Substantially strengthening a dual-phase titanium alloy by moderate oxygen doping

As one of the detrimental ingredients, oxygen can, even in a small amount, substantially reduce the ductility of Ti alloys. Here, rather than being discouraged by the negative effects of oxygen on ductility, an equiaxed dual-phase Ti-8Nb-2Fe-0.66O (wt.%) alloy showing ultrahigh yield strength (1386 MPa) and good tensile ductility (fracture elongation similar to 10.8%) was developed. The oxygen-containing alloy is 87% stronger than the oxygen-free base alloy whereas the ductility loss is marginal. The effects of oxygen interstitials can be twofold: they led to significant solid-solution strengthening by pinning dislocations and suppressing stress-induced martensitic transformation; the equiaxed alpha + beta dual-phase with basal alpha texture doped by oxygen promoted multiple < c + a >-type and < a >-type dislocation activities that guaranteed good ductility.

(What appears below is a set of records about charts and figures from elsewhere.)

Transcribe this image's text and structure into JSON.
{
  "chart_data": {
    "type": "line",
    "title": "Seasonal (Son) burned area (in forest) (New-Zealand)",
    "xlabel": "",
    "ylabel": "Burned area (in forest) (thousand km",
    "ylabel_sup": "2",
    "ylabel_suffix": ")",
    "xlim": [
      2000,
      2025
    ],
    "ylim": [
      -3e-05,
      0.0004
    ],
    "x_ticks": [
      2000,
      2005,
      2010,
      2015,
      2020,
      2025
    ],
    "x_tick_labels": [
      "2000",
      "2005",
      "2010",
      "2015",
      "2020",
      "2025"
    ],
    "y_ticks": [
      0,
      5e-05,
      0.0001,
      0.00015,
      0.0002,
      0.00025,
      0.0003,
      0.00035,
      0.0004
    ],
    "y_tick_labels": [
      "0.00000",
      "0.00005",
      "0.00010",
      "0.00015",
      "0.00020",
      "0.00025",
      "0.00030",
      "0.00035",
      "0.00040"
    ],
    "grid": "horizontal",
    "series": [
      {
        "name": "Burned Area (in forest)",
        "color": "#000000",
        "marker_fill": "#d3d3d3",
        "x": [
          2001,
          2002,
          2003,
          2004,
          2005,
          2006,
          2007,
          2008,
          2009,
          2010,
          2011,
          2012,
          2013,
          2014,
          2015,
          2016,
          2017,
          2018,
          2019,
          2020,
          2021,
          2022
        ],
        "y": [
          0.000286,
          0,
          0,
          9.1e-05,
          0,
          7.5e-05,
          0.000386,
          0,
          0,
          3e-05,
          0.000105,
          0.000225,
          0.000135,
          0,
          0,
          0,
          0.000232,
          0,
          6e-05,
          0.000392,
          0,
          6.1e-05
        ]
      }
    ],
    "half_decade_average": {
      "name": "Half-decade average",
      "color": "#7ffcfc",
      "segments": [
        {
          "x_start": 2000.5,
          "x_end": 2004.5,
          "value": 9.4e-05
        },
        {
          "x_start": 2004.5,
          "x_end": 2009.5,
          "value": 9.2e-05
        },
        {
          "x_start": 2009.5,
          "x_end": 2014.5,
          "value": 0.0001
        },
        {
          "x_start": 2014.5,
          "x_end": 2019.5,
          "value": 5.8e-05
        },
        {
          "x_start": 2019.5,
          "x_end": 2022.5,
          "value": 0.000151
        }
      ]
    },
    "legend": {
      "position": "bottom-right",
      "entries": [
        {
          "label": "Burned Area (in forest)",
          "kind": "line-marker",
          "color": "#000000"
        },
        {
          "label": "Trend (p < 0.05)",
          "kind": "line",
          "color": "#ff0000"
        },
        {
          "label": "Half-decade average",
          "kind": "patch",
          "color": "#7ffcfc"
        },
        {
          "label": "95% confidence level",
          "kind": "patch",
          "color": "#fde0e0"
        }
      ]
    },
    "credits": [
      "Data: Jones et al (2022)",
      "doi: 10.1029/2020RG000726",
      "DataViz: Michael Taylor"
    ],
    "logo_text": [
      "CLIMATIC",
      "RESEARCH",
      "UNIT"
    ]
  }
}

This work demonstrates a new avenue to develop high-strength Ti alloys by doping oxygen interstitials, which takes full advantage of the beneficial strengthening factor of oxygen while avoiding its detrimental embrittlement effect.

Automated summary

Oxygen is known to reduce the ductility of Ti alloys, but a new equiaxed Ti-8Nb-2Fe-0.66O alloy has been developed with ultrahigh yield strength and good tensile ductility. The oxygen-containing alloy is 87% stronger than the oxygen-free base alloy, with minimal loss in ductility. Oxygen interstitials play a dual role, strengthening the alloy by pinning dislocations and suppressing martensitic transformation, while also promoting multiple dislocation activities for good ductility. This work demonstrates a new approach to developing high-strength Ti alloys by doping oxygen interstitials, utilizing its beneficial strengthening factor while avoiding embrittlement.